All buildings, with the exception of the Control Building, will be covered in alternating cladding of mirror-like stainless steel and grey-lacquered metal. © ENIA Architectes
"We faced an interesting problem," says architect Simon Pallubicki, a partner at ENIA, the firm chosen in 2009 to work on the exterior architecture of the ITER installation. "The buildings on the platform were extremely heterogeneous in terms of functionality, size and construction mode; commonly used architectural parameters like regularity and alignment were absent."
Modified building permit granted
Following modifications to the layout of the ITER site by the European Domestic Agency, responsible for the construction of 39 scientific buildings and dedicated areas on the ITER platform, the ITER Organization submitted a building permit modification request to the French authorities in November 2012. On 18 March 2013, the ITER Organization received notification that the modified building permit had been granted; this important document will be annexed to all building contracts on the site to minimize contractors' risk. ITER's original building permit was granted in 2008.

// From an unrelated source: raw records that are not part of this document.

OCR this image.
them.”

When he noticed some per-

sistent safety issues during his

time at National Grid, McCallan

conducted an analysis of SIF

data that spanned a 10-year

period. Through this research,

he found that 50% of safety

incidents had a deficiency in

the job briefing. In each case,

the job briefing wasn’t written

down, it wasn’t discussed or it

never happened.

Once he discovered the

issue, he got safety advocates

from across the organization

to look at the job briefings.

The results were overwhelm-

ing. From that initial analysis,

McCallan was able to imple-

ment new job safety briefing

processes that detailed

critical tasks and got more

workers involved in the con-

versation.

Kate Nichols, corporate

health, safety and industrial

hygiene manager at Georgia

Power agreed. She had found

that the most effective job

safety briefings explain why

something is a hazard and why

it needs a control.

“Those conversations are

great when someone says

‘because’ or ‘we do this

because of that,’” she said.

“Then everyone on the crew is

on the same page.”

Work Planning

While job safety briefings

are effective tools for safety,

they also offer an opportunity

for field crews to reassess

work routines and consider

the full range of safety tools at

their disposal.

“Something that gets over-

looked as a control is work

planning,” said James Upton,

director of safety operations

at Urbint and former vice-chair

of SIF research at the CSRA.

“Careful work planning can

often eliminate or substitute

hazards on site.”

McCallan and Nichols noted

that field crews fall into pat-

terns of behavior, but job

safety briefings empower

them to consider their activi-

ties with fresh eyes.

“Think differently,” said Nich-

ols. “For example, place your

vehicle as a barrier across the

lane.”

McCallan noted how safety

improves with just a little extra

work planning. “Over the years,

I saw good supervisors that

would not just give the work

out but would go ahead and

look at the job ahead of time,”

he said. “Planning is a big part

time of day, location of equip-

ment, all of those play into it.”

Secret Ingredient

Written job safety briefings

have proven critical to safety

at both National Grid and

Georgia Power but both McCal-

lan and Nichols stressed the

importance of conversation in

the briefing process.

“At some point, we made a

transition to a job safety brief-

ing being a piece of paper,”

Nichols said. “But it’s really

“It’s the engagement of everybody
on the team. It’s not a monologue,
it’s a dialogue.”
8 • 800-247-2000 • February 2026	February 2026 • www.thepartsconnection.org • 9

The architects at ENIA, a Parisian firm specialized in multiple architectural domains, were presented with a double challenge: how to lend unity to apparent architectural disorder and how to integrate the project harmoniously into the surrounding landscape.
The solution they chose was daring but restrained. All buildings, with the exception of the Control Building, will be covered in alternating cladding of mirror-like stainless steel and grey-lacquered metal. The proportion between the mirror-like and lacquered surfaces will vary according to facade orientation: 80 percent mirror on the east/west facades and 80 percent lacquer on the north/south facades. For the Control Building in the northwest corner of the platform—the "brain" of the installation—the choice was made to clad the building entirely in polished stainless steel.
The architectural choices made for the cladding materials will allow for the harmonious integration of the scientific installation into its natural environment, with the buildings picking up hues of the passing seasons and blending poetically into their surroundings. The polished, mirror-like stainless steel also expresses, according to ENIA, "the precision of the research work being performed inside of the buildings."
The architectural choices made for the cladding materials will allow for the harmonious integration of the scientific installation into its natural environment, with the buildings picking up hues of the passing seasons and blending poetically into their surroundings. © ENIA Architectes
Architecture is as much about functionality as it is about aesthetics: the metal cladding will also enhance the insulation qualities of the buildings' "skin."
While they were working on the architectural project, Simon Pallubicki and his colleagues spent a lot of time hiking and driving around the site. "We did a lot of reconnaissance work, sometimes close by, sometimes as far as 40-50 kilometres from the platform to evaluate the visual impact of the installation."
The ITER scientific facilities, say the ENIA architects, "should settle deep into the consciousness of the neighbourhood population and should leave a positive mark on local and regional history." They feel that clean facades, reflecting the ever-changing shades of skylight and seasons, will express what is at stake in ITER: the perspective of harnessing an unlimited, universally available and environmentally respectful energy source.